Attorneys expect new law requiring videotaped interrogations will help both sides
Included in this year’s New York State budget is a change to the law that now requires all law enforcement agencies to video record interrogations with individuals accused of serious crimes — a move that has been long pushed for by the NYS Bar Association (NYSBA).
“This measure supports fundamental fairness and justice for all New Yorkers by helping both to prevent unjustified prosecutions or wrongful convictions and to secure convictions of those who have committed crimes,” said NYSBA President Sharon Stern Gerstman.
As of April 1, law enforcement investigators are required to video record interrogations of individuals accused of serious non-drug felonies. It requires only custodial interrogations at police stations, correctional facilities, prosecutor’s offices and similar holding areas to be recorded. Failure to record interrogations could result in inadmissible confessions in court.
As far back as 2004, NYSBA approved a resolution that called for legislation on the issue, and it has since spent years working with legislators, district attorneys and advocates to enact changes in the law.
During the years, NYSBA kept the pressure up. In 2006, with the help of Assemblymember Joseph Lentol, it was able to raise $200,000 in state grants which was used to purchase video equipment for several DA’s offices. In 2009, it released a comprehensive report highlighting issues, including false confessions, which can lead to wrongful convictions.
In that 2009 report, NYSBA determined that false confessions were contributing factors in at least 12 wrongful convictions in New York.
In Brooklyn, the district attorney’s office has had a practice of video recording all interrogations going back to the 1990s, a spokesman from the office confirmed. The biggest change locally will be happening within the NYPD, defense attorneys told the Brooklyn Eagle.

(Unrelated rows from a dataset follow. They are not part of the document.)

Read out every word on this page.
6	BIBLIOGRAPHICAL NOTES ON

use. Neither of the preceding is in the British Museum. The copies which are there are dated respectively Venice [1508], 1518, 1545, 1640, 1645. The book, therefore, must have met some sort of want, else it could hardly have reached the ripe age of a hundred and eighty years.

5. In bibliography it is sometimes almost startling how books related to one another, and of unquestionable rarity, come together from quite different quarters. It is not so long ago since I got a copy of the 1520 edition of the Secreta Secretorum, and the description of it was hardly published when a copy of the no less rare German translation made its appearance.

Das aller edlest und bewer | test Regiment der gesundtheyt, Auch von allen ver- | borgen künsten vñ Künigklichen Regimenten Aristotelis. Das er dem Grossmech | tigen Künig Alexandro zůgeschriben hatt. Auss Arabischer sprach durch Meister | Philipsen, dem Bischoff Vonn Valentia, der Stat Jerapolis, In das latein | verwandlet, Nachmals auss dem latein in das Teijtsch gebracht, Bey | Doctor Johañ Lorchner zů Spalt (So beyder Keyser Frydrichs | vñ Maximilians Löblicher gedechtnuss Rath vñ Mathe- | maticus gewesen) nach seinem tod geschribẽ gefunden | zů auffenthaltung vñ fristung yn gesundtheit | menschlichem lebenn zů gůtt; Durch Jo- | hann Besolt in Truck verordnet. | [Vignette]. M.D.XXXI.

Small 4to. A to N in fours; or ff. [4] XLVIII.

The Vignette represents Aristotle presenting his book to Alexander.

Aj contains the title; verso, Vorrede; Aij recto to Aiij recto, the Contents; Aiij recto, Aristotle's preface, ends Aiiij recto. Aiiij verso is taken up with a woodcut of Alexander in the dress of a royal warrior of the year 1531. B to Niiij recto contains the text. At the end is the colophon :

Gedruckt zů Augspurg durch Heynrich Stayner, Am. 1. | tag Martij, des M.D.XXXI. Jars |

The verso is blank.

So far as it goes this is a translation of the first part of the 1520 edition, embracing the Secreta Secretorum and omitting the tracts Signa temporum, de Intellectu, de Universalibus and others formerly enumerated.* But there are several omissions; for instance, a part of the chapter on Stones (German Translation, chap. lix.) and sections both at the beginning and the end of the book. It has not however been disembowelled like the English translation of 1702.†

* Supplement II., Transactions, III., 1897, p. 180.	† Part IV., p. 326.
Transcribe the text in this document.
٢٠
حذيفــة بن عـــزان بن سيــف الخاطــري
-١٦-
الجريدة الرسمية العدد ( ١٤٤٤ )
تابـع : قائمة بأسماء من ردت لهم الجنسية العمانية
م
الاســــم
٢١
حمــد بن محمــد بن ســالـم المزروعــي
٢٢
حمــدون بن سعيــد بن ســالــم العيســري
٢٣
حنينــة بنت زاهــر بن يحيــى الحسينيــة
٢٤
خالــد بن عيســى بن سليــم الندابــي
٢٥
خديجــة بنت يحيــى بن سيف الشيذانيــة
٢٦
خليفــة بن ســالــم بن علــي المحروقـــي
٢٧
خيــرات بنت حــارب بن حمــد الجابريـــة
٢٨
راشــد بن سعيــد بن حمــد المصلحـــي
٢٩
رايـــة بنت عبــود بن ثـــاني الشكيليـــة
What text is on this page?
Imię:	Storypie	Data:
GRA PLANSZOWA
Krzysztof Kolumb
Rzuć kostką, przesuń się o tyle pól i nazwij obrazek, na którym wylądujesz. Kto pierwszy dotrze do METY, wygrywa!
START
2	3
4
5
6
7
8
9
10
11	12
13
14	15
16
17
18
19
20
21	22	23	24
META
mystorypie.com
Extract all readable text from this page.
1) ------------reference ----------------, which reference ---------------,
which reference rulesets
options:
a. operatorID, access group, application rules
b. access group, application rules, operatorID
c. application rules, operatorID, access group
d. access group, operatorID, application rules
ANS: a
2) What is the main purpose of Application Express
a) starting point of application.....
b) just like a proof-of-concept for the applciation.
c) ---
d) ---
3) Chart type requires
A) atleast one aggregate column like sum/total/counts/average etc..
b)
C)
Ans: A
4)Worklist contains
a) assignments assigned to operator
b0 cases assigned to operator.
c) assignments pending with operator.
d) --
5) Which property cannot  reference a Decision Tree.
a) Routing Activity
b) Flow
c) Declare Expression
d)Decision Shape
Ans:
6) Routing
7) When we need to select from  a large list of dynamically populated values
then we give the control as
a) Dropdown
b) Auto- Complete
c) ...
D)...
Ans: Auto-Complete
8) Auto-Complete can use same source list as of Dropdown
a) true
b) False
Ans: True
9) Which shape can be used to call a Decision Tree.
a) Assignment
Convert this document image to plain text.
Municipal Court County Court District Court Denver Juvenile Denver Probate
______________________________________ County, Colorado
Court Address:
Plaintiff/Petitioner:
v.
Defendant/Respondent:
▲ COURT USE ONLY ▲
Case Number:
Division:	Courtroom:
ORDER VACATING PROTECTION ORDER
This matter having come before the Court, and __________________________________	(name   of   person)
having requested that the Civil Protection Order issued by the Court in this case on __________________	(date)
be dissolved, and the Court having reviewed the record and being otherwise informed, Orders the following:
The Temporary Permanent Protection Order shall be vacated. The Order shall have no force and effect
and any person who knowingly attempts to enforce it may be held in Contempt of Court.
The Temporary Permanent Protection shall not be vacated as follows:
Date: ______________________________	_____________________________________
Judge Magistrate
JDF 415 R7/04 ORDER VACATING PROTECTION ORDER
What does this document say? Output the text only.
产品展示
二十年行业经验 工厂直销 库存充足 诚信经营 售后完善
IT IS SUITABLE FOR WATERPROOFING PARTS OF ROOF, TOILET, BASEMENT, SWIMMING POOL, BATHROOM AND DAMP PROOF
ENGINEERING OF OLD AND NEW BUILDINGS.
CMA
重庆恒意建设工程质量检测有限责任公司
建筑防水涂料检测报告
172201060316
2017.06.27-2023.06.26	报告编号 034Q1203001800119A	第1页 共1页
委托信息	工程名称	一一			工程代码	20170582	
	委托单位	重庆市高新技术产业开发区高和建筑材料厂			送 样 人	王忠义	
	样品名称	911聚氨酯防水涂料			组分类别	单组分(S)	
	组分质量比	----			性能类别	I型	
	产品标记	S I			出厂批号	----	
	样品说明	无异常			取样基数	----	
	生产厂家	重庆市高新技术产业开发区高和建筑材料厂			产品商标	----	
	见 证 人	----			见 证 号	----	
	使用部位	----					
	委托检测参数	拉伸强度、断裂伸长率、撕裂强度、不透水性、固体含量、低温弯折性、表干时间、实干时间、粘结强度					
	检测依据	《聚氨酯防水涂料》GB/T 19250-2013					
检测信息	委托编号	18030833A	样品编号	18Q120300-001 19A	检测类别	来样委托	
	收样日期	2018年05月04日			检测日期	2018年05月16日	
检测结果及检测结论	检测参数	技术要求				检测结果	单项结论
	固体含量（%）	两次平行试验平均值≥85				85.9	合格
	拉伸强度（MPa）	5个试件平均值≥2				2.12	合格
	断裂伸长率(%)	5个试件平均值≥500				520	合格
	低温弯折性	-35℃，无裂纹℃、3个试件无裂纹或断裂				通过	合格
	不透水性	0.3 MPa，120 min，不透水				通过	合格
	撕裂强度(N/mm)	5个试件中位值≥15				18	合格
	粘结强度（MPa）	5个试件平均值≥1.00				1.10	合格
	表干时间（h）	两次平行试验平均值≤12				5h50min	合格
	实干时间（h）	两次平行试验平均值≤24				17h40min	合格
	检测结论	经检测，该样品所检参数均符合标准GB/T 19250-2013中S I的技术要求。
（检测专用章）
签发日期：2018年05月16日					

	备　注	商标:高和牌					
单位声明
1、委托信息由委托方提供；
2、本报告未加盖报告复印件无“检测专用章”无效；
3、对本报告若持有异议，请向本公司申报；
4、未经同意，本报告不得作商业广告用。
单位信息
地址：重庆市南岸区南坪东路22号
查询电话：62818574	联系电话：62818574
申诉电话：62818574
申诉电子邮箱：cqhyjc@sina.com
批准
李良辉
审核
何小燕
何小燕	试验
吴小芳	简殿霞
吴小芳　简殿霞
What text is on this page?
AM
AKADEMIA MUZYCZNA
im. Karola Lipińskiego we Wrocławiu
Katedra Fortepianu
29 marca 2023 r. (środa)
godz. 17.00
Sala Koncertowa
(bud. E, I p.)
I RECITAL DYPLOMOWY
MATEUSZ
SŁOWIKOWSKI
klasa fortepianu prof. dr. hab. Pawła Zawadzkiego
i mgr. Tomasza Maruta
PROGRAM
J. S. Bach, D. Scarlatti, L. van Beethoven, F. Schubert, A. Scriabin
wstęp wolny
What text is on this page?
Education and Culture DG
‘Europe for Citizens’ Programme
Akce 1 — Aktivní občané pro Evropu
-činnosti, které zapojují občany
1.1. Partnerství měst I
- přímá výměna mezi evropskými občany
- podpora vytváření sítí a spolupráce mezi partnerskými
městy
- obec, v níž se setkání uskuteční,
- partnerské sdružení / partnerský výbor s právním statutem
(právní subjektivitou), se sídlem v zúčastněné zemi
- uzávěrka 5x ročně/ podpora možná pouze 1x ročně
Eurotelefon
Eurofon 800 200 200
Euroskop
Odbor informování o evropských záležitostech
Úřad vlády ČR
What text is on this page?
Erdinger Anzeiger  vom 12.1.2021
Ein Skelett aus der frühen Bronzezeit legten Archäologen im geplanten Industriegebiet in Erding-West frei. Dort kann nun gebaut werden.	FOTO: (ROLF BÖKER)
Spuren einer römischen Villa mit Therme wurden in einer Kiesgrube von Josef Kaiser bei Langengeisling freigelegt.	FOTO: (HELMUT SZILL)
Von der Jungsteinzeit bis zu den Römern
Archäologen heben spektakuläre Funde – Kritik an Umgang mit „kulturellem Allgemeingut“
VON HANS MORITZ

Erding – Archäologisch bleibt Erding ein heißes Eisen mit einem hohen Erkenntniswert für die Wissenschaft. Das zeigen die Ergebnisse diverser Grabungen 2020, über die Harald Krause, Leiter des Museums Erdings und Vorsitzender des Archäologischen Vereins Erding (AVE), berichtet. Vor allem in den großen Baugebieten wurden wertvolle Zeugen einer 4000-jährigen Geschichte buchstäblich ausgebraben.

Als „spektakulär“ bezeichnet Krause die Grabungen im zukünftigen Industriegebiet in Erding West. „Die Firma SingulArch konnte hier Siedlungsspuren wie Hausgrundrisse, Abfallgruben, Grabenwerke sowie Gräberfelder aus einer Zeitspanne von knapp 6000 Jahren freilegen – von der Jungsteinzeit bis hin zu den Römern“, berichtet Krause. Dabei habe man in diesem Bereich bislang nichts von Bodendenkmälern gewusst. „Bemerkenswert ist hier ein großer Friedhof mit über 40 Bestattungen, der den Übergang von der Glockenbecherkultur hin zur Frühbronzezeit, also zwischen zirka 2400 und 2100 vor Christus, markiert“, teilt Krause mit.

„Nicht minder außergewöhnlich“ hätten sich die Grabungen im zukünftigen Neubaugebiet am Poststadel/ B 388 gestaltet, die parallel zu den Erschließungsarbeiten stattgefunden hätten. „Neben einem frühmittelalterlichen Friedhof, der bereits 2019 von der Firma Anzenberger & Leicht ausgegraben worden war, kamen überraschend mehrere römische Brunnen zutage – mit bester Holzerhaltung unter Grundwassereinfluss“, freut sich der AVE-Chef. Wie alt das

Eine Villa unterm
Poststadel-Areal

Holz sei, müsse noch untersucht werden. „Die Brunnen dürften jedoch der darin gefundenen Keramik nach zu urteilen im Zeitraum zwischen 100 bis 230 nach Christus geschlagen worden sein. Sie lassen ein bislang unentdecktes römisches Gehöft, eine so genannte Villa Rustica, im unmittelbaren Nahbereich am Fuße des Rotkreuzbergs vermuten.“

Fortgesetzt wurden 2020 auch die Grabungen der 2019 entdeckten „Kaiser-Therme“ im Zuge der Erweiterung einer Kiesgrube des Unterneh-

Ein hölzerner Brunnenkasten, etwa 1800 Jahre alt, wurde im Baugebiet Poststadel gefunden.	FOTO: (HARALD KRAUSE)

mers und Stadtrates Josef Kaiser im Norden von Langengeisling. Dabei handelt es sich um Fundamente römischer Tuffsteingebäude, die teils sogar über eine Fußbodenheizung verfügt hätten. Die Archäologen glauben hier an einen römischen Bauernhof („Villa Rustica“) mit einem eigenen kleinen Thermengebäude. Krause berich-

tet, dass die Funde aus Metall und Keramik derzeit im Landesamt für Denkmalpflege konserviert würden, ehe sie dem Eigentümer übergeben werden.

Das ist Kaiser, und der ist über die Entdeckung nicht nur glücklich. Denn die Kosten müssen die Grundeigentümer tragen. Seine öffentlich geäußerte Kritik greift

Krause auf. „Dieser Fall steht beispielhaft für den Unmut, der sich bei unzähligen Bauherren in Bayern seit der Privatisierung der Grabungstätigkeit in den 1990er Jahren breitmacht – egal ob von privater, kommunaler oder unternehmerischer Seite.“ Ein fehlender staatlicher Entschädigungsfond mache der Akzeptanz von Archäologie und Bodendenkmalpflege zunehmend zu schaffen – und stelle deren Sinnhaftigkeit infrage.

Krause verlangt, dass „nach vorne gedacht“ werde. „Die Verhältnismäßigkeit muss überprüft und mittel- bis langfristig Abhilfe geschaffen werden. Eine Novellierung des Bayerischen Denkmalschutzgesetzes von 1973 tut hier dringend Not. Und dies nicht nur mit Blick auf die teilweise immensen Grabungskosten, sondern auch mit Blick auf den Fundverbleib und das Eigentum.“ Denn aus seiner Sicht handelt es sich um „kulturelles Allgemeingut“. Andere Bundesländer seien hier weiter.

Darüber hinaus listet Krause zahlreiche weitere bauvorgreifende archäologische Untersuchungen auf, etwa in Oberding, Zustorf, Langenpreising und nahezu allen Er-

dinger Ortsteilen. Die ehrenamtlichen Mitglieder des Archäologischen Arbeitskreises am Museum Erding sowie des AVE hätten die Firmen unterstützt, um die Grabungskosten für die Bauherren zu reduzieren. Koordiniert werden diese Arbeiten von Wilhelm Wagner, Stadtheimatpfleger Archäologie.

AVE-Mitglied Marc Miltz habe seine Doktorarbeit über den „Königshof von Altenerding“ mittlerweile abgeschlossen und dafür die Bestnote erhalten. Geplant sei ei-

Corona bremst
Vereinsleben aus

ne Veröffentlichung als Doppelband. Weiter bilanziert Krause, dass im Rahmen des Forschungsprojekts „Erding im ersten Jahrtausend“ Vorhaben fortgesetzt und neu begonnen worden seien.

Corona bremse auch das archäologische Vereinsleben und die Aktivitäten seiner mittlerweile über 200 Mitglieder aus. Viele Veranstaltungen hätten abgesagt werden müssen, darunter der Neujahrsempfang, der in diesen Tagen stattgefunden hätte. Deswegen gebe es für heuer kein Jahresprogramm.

“This is the next logical step [in criminal justice reform] and it keeps everyone honest,” said defense attorney Arthur Aidala. “Defendants can’t say they were coerced and that there was a gun put in their mouth, or any other threats were made, to force a statement. Police officers can’t misconstrue or misinterpret what was said either. I don’t see any losers I only see winners.”
Michael Farkas, the immediate past president of the Kings County Criminal Bar Association, explained that before he gets too excited for the change, he needs to see exactly how these policies are put into place and won’t feel completely confident that false confessions won’t be an issue until all interactions between law enforcement and suspects are recorded.
“The devil is in the details because we don’t know what exactly is going to be recorded,” Farkas said. “I have personally handled cases where suspects have confessed on video to ADAs to crimes they did not commit.
“The value of those recorded interrogations was obviously nonexistent, because the prior interactions with the police had tainted them,” Farkas continued. “Until all interactions with suspects can be recorded, either by body cams or otherwise, the risk of false confessions cannot be sufficiently minimized.”